In case that the number of items is quite small, turning the problem into a classification problem will be the most convenient solution. Use each item as a feature, the class as a concept. Now you can apply the methods that @OvisAmmon recommended on or other classification methods.
However, usually in market basket analysis there are many items and each user buy few of them. That leads to a very sparse matrix and most classification methods have problems dealing with them.
A common method to analyze market basket data is using
Association rules which are implemented by first locating frequent item sets.
You can use association rules on order to learn on market basket in the following way:
- Add item for every class
- Add the owner class to its basket (e.g, transform {milk, beer} basket of a student in to the basket {mlik, beer, student}
- Use a frequent item set algorithm to find them
- Remove all frequent item sets that don't have a class member in them. Such sets can't help deduce the class.
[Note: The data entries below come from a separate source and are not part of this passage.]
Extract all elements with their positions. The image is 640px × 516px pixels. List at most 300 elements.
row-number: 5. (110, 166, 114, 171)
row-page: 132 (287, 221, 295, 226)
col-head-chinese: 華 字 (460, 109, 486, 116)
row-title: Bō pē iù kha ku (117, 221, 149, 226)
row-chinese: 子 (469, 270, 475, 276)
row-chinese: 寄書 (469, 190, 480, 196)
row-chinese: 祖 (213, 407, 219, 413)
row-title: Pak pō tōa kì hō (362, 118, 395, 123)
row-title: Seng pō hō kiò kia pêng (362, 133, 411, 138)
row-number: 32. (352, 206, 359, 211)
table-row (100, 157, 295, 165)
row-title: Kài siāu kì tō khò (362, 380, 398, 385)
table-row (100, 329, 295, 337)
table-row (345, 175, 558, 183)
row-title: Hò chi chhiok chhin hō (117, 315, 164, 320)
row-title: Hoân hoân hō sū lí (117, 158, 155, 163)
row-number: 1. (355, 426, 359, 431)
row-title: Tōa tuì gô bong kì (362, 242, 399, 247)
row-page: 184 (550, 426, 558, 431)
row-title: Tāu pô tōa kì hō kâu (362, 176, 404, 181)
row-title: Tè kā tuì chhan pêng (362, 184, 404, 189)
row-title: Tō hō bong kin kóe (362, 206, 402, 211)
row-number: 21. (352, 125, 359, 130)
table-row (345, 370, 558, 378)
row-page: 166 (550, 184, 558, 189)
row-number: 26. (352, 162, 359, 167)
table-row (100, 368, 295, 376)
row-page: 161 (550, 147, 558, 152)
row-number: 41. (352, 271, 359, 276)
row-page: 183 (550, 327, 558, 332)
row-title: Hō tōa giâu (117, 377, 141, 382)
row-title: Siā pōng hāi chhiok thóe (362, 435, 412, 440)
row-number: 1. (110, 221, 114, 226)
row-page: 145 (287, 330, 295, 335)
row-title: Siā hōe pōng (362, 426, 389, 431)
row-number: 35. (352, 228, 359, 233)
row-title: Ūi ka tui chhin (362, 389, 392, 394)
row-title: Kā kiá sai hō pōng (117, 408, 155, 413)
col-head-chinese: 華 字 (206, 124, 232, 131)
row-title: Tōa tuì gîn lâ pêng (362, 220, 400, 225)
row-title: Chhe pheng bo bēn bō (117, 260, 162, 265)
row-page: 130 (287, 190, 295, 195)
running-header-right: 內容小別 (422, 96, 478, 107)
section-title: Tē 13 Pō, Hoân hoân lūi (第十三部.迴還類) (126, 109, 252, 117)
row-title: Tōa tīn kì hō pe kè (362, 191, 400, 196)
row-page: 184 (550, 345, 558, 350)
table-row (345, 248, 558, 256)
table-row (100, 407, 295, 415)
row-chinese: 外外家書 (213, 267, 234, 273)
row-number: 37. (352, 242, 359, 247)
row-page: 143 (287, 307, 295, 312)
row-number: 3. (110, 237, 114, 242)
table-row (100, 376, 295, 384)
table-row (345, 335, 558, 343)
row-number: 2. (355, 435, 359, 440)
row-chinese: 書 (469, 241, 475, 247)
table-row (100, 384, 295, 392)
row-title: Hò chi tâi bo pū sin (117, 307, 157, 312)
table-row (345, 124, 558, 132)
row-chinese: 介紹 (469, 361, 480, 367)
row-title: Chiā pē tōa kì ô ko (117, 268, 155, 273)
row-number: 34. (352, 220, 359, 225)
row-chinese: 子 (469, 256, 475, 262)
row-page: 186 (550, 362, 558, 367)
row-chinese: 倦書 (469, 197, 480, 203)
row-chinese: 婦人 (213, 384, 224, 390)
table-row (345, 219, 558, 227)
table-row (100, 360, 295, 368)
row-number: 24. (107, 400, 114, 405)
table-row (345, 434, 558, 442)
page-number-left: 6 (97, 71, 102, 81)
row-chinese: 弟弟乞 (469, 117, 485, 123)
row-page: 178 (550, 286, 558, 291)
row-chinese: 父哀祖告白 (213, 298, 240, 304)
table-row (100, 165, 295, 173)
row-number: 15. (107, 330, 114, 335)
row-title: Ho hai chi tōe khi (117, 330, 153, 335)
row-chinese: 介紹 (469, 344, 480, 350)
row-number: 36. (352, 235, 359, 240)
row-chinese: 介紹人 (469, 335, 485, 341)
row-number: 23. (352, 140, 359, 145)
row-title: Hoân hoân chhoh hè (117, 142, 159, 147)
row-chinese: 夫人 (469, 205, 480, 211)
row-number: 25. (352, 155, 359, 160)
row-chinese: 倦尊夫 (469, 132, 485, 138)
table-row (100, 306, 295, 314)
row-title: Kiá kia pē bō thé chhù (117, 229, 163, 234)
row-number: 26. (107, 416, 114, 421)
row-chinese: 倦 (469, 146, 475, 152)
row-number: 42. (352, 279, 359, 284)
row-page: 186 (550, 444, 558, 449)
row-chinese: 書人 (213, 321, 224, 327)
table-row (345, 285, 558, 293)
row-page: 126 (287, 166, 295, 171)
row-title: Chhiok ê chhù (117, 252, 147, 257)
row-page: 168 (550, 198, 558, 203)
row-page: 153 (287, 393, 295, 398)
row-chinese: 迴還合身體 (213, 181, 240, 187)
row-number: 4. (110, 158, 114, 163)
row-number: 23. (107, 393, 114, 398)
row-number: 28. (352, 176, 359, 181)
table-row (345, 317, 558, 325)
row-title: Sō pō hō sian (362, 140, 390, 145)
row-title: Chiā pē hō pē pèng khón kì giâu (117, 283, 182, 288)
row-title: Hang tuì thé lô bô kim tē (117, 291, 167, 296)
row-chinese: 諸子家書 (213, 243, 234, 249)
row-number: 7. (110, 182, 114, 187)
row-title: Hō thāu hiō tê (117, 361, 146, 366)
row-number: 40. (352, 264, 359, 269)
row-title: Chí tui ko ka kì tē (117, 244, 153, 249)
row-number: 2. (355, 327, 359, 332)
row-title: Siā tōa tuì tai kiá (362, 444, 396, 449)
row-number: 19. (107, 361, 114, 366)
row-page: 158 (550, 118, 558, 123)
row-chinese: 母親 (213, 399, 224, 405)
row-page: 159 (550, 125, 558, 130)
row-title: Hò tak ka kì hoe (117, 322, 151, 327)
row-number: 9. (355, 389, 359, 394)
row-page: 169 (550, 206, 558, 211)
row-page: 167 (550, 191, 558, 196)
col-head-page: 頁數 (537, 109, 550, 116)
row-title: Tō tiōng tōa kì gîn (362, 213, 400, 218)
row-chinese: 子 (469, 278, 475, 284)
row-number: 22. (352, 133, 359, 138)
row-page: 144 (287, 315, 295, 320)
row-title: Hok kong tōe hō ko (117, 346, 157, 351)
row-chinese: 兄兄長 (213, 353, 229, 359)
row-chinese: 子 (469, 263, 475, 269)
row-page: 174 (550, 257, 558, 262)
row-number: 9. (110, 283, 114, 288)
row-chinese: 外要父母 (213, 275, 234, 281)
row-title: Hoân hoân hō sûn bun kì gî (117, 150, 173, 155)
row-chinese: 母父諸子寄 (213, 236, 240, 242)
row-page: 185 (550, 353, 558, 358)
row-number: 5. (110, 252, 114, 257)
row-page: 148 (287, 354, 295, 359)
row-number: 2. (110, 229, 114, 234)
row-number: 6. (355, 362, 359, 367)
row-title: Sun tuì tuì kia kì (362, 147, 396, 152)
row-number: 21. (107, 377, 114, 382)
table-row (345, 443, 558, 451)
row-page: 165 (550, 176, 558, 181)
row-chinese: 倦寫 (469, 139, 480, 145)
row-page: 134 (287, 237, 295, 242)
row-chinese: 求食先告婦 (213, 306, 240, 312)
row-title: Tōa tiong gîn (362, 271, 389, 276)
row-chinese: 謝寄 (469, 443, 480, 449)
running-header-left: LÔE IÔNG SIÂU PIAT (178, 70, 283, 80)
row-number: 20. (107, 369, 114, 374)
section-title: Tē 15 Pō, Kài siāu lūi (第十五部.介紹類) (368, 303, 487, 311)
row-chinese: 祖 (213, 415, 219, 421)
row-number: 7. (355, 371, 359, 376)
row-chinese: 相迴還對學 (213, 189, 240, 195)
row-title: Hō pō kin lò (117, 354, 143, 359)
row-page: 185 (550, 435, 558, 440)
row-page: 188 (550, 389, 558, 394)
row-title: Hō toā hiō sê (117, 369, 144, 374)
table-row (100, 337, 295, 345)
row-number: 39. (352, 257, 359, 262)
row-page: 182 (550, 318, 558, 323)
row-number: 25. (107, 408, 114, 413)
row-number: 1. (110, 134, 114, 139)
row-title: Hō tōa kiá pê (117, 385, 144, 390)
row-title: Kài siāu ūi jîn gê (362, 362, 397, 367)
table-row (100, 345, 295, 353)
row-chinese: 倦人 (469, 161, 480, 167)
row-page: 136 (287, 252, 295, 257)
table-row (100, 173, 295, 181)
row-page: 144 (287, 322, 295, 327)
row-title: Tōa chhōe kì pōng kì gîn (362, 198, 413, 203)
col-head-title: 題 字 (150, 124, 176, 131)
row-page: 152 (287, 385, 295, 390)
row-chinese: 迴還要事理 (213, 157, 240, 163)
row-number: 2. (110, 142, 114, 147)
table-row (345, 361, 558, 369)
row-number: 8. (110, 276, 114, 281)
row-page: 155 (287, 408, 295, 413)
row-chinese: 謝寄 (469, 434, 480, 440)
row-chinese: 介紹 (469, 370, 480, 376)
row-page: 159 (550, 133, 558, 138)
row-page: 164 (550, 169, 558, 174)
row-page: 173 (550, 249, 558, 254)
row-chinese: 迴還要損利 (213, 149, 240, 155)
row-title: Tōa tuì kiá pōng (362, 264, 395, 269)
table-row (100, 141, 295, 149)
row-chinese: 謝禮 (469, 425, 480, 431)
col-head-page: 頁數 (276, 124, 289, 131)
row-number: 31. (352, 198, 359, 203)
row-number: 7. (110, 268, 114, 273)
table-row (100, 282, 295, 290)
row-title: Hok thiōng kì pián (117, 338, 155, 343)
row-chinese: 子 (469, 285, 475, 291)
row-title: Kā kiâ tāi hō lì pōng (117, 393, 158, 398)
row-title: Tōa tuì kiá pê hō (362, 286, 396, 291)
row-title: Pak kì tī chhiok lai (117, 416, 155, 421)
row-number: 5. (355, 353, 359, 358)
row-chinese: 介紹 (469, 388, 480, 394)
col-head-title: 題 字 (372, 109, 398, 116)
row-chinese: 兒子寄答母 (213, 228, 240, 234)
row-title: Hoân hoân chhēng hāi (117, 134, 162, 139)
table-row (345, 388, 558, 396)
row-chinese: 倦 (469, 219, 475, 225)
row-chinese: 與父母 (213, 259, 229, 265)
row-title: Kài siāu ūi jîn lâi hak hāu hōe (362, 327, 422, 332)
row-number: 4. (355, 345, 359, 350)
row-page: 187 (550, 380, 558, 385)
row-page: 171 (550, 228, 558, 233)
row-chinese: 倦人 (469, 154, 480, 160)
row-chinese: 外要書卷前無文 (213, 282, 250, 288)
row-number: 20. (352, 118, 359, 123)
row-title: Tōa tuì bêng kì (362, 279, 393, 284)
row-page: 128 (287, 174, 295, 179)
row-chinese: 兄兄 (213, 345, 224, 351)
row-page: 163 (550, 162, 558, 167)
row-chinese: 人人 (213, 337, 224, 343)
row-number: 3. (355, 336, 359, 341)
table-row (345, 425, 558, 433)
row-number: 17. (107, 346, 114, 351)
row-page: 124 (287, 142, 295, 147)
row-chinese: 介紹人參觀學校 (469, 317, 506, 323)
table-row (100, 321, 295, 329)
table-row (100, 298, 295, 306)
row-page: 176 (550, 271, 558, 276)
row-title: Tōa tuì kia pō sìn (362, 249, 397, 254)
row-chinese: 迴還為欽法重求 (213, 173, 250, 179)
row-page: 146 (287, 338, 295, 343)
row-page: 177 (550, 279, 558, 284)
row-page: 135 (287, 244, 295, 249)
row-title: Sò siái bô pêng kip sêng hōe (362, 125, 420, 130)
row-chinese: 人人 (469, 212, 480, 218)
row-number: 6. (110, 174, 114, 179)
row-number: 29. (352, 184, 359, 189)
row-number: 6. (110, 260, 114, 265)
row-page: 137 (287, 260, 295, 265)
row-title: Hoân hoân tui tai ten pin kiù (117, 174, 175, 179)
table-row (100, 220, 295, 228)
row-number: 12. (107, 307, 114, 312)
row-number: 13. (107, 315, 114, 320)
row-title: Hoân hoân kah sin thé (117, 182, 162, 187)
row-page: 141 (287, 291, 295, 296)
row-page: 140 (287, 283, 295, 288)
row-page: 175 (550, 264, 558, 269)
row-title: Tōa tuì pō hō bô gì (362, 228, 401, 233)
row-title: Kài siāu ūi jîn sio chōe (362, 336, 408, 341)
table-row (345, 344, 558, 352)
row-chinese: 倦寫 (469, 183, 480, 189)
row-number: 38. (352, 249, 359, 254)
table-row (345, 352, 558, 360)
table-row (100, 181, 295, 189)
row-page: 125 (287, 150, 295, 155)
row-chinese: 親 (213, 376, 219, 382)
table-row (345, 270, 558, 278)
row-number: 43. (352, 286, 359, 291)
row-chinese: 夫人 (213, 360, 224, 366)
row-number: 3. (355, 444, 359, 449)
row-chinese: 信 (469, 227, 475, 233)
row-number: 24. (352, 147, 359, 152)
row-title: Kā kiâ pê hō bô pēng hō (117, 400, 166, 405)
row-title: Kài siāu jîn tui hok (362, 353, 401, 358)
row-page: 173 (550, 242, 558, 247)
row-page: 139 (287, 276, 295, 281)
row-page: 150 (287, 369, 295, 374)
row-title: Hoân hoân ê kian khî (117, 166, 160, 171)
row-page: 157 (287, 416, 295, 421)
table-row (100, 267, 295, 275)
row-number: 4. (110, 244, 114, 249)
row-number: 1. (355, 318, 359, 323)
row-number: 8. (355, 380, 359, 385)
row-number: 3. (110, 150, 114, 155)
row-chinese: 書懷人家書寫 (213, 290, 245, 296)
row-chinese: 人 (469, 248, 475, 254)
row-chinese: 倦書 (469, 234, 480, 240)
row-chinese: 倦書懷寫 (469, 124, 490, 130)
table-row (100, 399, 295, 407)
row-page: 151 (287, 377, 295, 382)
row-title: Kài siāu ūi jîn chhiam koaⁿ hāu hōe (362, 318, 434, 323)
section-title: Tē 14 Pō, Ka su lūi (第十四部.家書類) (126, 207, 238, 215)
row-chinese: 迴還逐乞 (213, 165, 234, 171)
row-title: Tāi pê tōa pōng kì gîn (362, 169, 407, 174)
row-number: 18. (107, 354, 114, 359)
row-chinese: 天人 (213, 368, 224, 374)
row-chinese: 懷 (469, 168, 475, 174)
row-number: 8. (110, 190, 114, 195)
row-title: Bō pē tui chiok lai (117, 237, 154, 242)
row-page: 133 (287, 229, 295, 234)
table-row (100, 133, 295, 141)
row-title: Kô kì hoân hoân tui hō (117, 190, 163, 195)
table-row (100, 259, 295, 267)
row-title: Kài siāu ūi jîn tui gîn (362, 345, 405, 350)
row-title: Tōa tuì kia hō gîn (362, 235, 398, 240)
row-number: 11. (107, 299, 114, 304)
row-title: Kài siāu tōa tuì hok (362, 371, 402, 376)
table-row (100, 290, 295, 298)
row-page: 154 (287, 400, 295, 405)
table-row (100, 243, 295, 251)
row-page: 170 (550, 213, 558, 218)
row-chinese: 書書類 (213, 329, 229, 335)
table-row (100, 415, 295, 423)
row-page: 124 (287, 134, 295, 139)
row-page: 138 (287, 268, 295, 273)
- From the frequent items set find rules that imply the classes (with good enough support and confidence
- Use the these rules that match a basket in order to predict class
You should note some points:
Some association rules with different implication might apply to the same basket. You might have the rules milk -> X and beer -Y and the basket {milk, beer}. If the set {milk, beer} is frequent enough you might have a rule specifically to it. Otherwise you'll need a met rule in order to base by the rules. Such rules might be taking the rule with the highest confidence or the most likely class.
Association rules are based only on the existence of item, not on the lack of them. If students never buy diapers, you will not find such association rule. You can add "no diapers" as an item to your data set but that will turn it from a sparse one to a full one and the storage might be unfeasible.
The complexity of association rules is exponential. The is simply since the output it self is exponential , as can be noted when you have a Clique in the data.
Usually people don't try to find all association rules due to that problem, which is the practical thing to do.
However, it means that there might be association rules in your data that you won't find.